Lists: | pgsql-performance |
---|
From: | Maxim Boguk <maxim(dot)boguk(at)gmail(dot)com> |
---|---|
To: | pgsql-performance(at)postgresql(dot)org |
Subject: | Performance of a large array access by position (tested version 9.1.3) |
Date: | 2012-06-22 07:02:32 |
Message-ID: | CAK-MWwQxjfug8CqBjQXQJJQLQ2bb5kcagEm4GwFvVTgHkLuSBA@mail.gmail.com |
Views: | Raw Message | Whole Thread | Download mbox | Resend email |
Lists: | pgsql-performance |
Hi all,
May be I completely wrong but I always assumed that the access speed to the
array element in PostgreSQL should be close to constant time.
But in tests I found that access speed degrade as O(N) of array size.
Test case (performed on large not busy server with 1GB work_mem to ensure I
working with memory only):
WITH
t AS (SELECT ARRAY(SELECT * FROM generate_series(1,N)) AS _array)
SELECT count((SELECT _array[i] FROM t)) FROM generate_series(1,10000) as
g(i);
Results for N between 1 and 10.000.000 (used locally connected psql with
\timing):
N: Time:
1 5.8ms
10 5.8ms
100 5.8ms
1000 6.7ms
--until there all reasonable
5k 21ms
10k 34ms
50k 177ms
100k 321ms
500k 4100ms
1M 8100ms
2M 22000ms
5M 61000ms
10M 220000ms = 22ms to sinlge array element access.

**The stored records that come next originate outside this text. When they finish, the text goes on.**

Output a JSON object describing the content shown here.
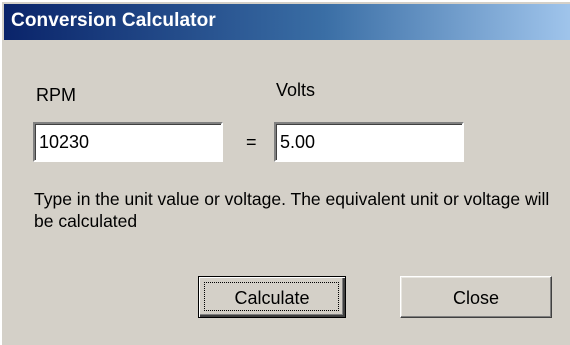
{
  "window": {
    "title": "Conversion Calculator"
  },
  "fields": {
    "rpm_label": "RPM",
    "rpm_value": "10230",
    "equals_sign": "=",
    "volts_label": "Volts",
    "volts_value": "5.00"
  },
  "help_text": "Type in the unit value or voltage. The equivalent unit or voltage will be calculated",
  "buttons": {
    "calculate_label": "Calculate",
    "close_label": "Close"
  },
  "colors": {
    "titlebar_start": "#0a246a",
    "titlebar_end": "#a6caf0",
    "dialog_face": "#d4d0c8"
  }
}
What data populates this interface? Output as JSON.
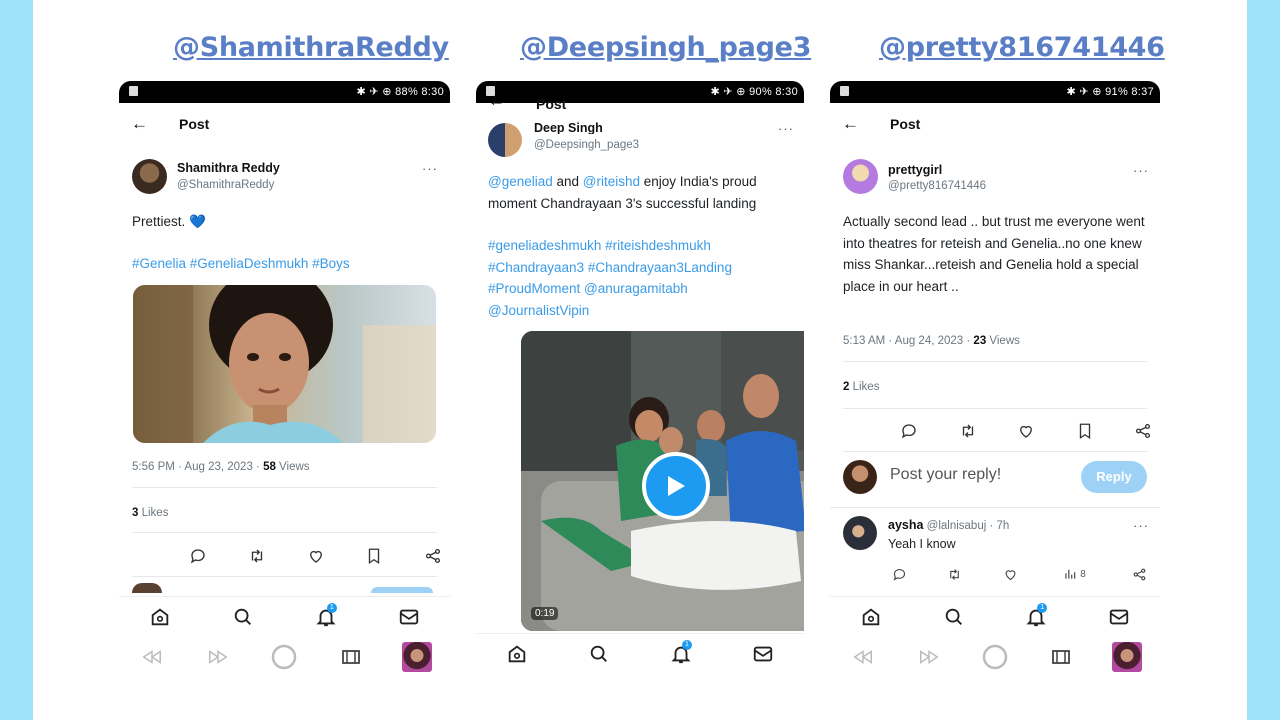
{
  "handles": [
    "@ShamithraReddy",
    "@Deepsingh_page3",
    "@pretty816741446"
  ],
  "phone1": {
    "status": "✱ ✈ ⊕ 88% 8:30",
    "header_title": "Post",
    "author_name": "Shamithra Reddy",
    "author_handle": "@ShamithraReddy",
    "text_line1": "Prettiest. ",
    "heart_emoji": "💙",
    "hashtags": "#Genelia #GeneliaDeshmukh #Boys",
    "timestamp": "5:56 PM · Aug 23, 2023 · ",
    "views_count": "58",
    "views_label": " Views",
    "likes_count": "3",
    "likes_label": " Likes"
  },
  "phone2": {
    "status": "✱ ✈ ⊕ 90% 8:30",
    "header_title": "Post",
    "author_name": "Deep Singh",
    "author_handle": "@Deepsingh_page3",
    "mention1": "@geneliad",
    "and_word": " and ",
    "mention2": "@riteishd",
    "text_rest": " enjoy India's proud moment Chandrayaan 3's successful landing",
    "tags": "#geneliadeshmukh #riteishdeshmukh #Chandrayaan3 #Chandrayaan3Landing #ProudMoment @anuragamitabh @JournalistVipin",
    "video_duration": "0:19"
  },
  "phone3": {
    "status": "✱ ✈ ⊕ 91% 8:37",
    "header_title": "Post",
    "author_name": "prettygirl",
    "author_handle": "@pretty816741446",
    "text": "Actually second lead .. but trust me everyone went into theatres for reteish and Genelia..no one knew miss Shankar...reteish and Genelia hold a special place in our heart ..",
    "timestamp": "5:13 AM · Aug 24, 2023 · ",
    "views_count": "23",
    "views_label": " Views",
    "likes_count": "2",
    "likes_label": " Likes",
    "reply_placeholder": "Post your reply!",
    "reply_button": "Reply",
    "reply_author": "aysha",
    "reply_handle": " @lalnisabuj · 7h",
    "reply_text": "Yeah I know",
    "reply_views": "8"
  },
  "nav_badge": "1",
  "colors": {
    "accent": "#1d9bf0",
    "handle": "#5a7fc7",
    "page_bg": "#9ee3f7"
  }
}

Is that behaviour is correct?
PS: what I actually lookin for - constant fast access by position
tuplestore for use with recursive queries and/or pl/pgsql, but without
using C programming.
--
Maxim Boguk
Senior Postgresql DBA.
Phone RU: +7 910 405 4718
Phone AU: +61 45 218 5678
Skype: maxim.boguk
Jabber: maxim(dot)boguk(at)gmail(dot)com
МойКруг: http://mboguk.moikrug.ru/
"People problems are solved with people.
If people cannot solve the problem, try technology.
People will then wish they'd listened at the first stage."
From: | Jesper Krogh <jesper(at)krogh(dot)cc> |
---|---|
To: | Maxim Boguk <maxim(dot)boguk(at)gmail(dot)com> |
Cc: | pgsql-performance(at)postgresql(dot)org |
Subject: | Re: Performance of a large array access by position (tested version 9.1.3) |
Date: | 2012-06-26 05:03:26 |
Message-ID: | 4FE9429E.5070905@krogh.cc |
Views: | Raw Message | Whole Thread | Download mbox | Resend email |
Lists: | pgsql-performance |
On 22/06/12 09:02, Maxim Boguk wrote:
> Hi all,
>
> May be I completely wrong but I always assumed that the access speed
> to the array element in PostgreSQL should be close to constant time.
> But in tests I found that access speed degrade as O(N) of array size.
>
> Test case (performed on large not busy server with 1GB work_mem to
> ensure I working with memory only):
>
> WITH
> t AS (SELECT ARRAY(SELECT * FROM generate_series(1,N)) AS _array)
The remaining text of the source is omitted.